Reading with Bowie: The Death of Mrs. Westaway by Ruth Ware
Now that fall semester is back in full swing, I haven't had as much time to read for pleasure. But I'm caught up for today and it's raining outside, so it seemed like a good excuse to finish Ruth Ware's latest book. This has been my favorite of hers so far (see my August 13th review of Woman in Cabin 10) and I finally understand why so many people compare her to Agatha Christie!

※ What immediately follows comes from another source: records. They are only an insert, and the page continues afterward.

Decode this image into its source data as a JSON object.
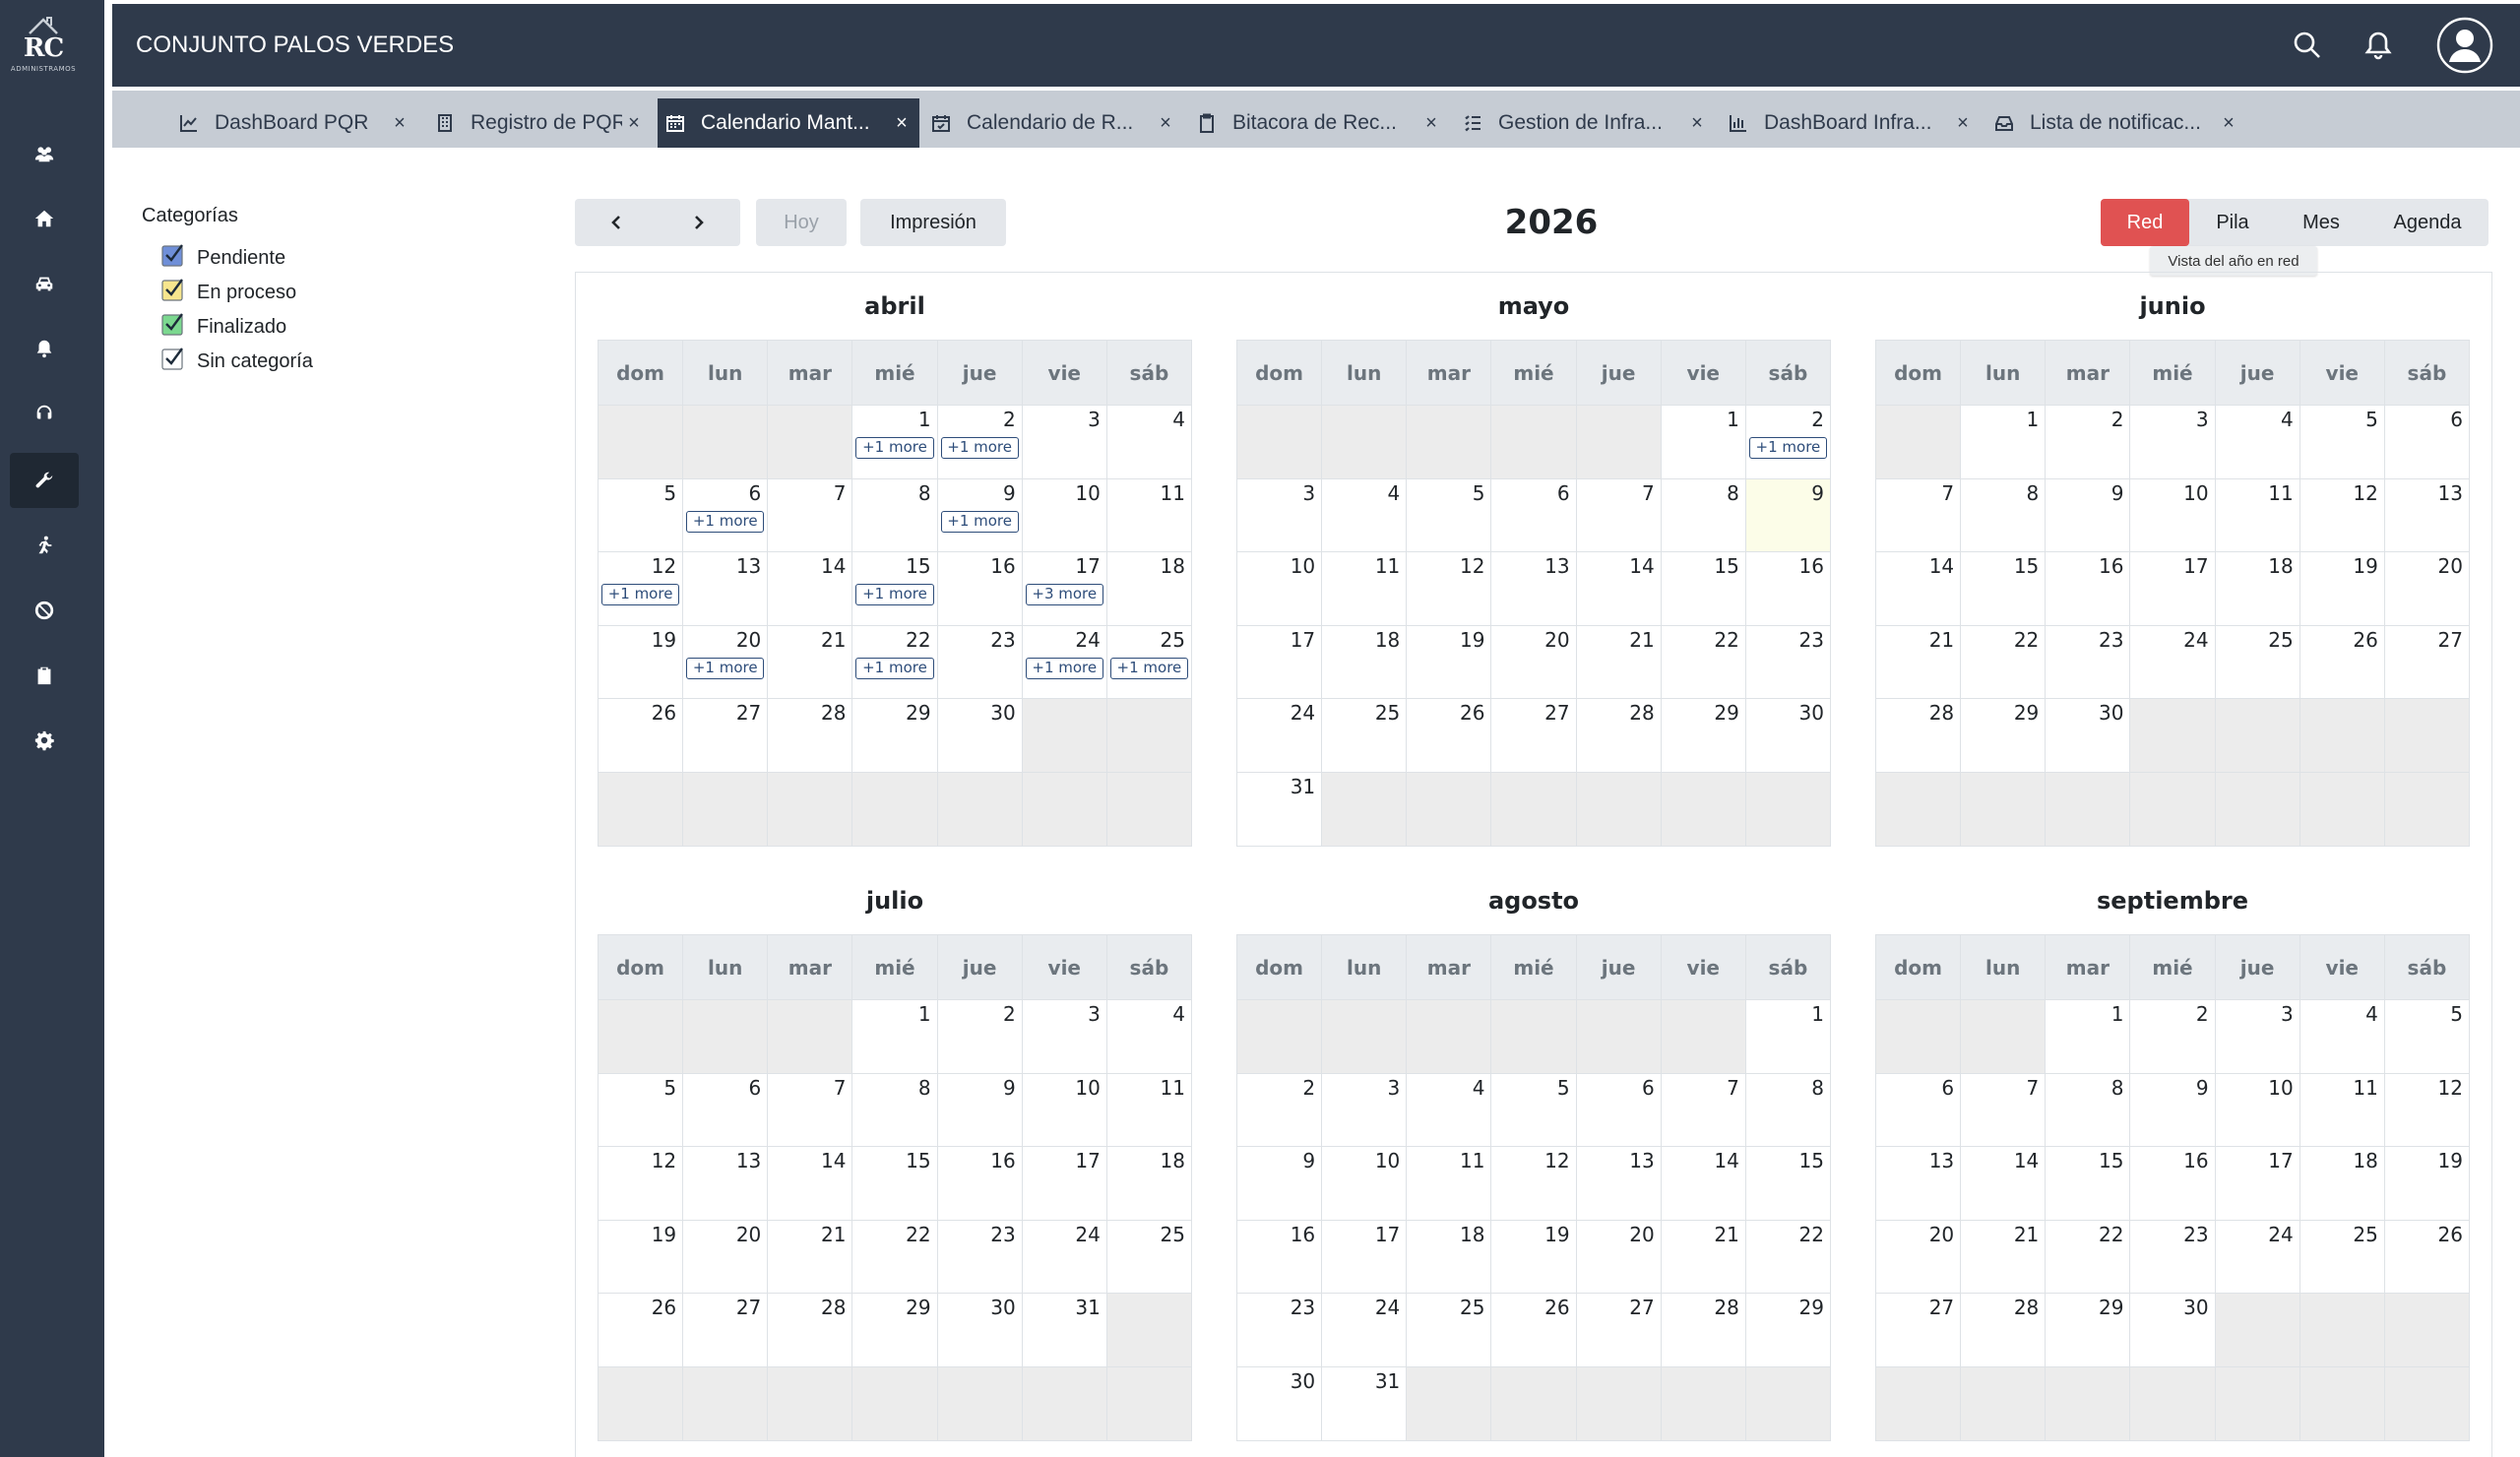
{
  "app": {
    "title": "CONJUNTO PALOS VERDES",
    "logo_text": "RC",
    "logo_subtext": "ADMINISTRAMOS"
  },
  "sidebar": {
    "items": [
      {
        "name": "users-icon",
        "active": false
      },
      {
        "name": "home-icon",
        "active": false
      },
      {
        "name": "car-icon",
        "active": false
      },
      {
        "name": "bell-icon",
        "active": false
      },
      {
        "name": "headset-icon",
        "active": false
      },
      {
        "name": "wrench-icon",
        "active": true
      },
      {
        "name": "running-icon",
        "active": false
      },
      {
        "name": "ban-icon",
        "active": false
      },
      {
        "name": "clipboard-check-icon",
        "active": false
      },
      {
        "name": "gear-icon",
        "active": false
      }
    ]
  },
  "header": {
    "icons": [
      "search-icon",
      "bell-icon",
      "user-avatar-icon"
    ]
  },
  "tabs": [
    {
      "label": "DashBoard PQR",
      "icon": "line-chart-icon",
      "active": false
    },
    {
      "label": "Registro de PQR",
      "icon": "building-icon",
      "active": false
    },
    {
      "label": "Calendario Mant...",
      "icon": "calendar-icon",
      "active": true
    },
    {
      "label": "Calendario de R...",
      "icon": "calendar-check-icon",
      "active": false
    },
    {
      "label": "Bitacora de Rec...",
      "icon": "clipboard-icon",
      "active": false
    },
    {
      "label": "Gestion de Infra...",
      "icon": "list-icon",
      "active": false
    },
    {
      "label": "DashBoard Infra...",
      "icon": "bar-chart-icon",
      "active": false
    },
    {
      "label": "Lista de notificac...",
      "icon": "inbox-icon",
      "active": false
    }
  ],
  "tab_close": "×",
  "categories": {
    "title": "Categorías",
    "items": [
      {
        "label": "Pendiente",
        "color": "#6f8fd8",
        "checked": true
      },
      {
        "label": "En proceso",
        "color": "#f6e58d",
        "checked": true
      },
      {
        "label": "Finalizado",
        "color": "#7bd88f",
        "checked": true
      },
      {
        "label": "Sin categoría",
        "color": "#ffffff",
        "checked": true
      }
    ]
  },
  "toolbar": {
    "today_label": "Hoy",
    "print_label": "Impresión",
    "year": "2026",
    "views": [
      {
        "label": "Red",
        "active": true
      },
      {
        "label": "Pila",
        "active": false
      },
      {
        "label": "Mes",
        "active": false
      },
      {
        "label": "Agenda",
        "active": false
      }
    ],
    "tooltip": "Vista del año en red"
  },
  "weekdays": [
    "dom",
    "lun",
    "mar",
    "mié",
    "jue",
    "vie",
    "sáb"
  ],
  "more_label": "+1 more",
  "months": [
    {
      "name": "abril",
      "start": 3,
      "days": 30,
      "more": {
        "1": "+1 more",
        "2": "+1 more",
        "6": "+1 more",
        "9": "+1 more",
        "12": "+1 more",
        "15": "+1 more",
        "17": "+3 more",
        "20": "+1 more",
        "22": "+1 more",
        "24": "+1 more",
        "25": "+1 more"
      },
      "today": null
    },
    {
      "name": "mayo",
      "start": 5,
      "days": 31,
      "more": {
        "2": "+1 more"
      },
      "today": 9
    },
    {
      "name": "junio",
      "start": 1,
      "days": 30,
      "more": {},
      "today": null
    },
    {
      "name": "julio",
      "start": 3,
      "days": 31,
      "more": {},
      "today": null
    },
    {
      "name": "agosto",
      "start": 6,
      "days": 31,
      "more": {},
      "today": null
    },
    {
      "name": "septiembre",
      "start": 2,
      "days": 30,
      "more": {},
      "today": null
    }
  ]
}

Eighteen-year-old Hal Westaway is grieving the loss of her mother while trying to make ends meet and fend off an increasingly threatening loanshark, when she receives a letter informing her of the recent death of her grandmother and the inheritance bequeathed to her. This letter could be an answer to her financial woes, but Hal knows it's not intended for her: her grandparents have been dead for more than two decades. Yet the temptation is too great and Hal arrives at the crumbling Trespassen estate prepared to pretend she is indeed the daughter of Maud Westaway, twin of Ezra and sister of Abel and Harding, who disappeared years before without a trace. And as Hal finds herself pulled deeper into this family mystery, she discovers a personal connection as well as danger lurking in the shadows if the past. With its tarot cards leitmotif, The Death of Mrs. Westaway also reminded me of Kate Mosse's Sepulchre. Ultimately, when dealing with the Westaway family and all their secrets and lies, Hal must remember her late mother's warnings about reading tarot cards: "there is no meaning apart from what you want to see, and what you are afraid of turning up."
What's your favorite rainy day read?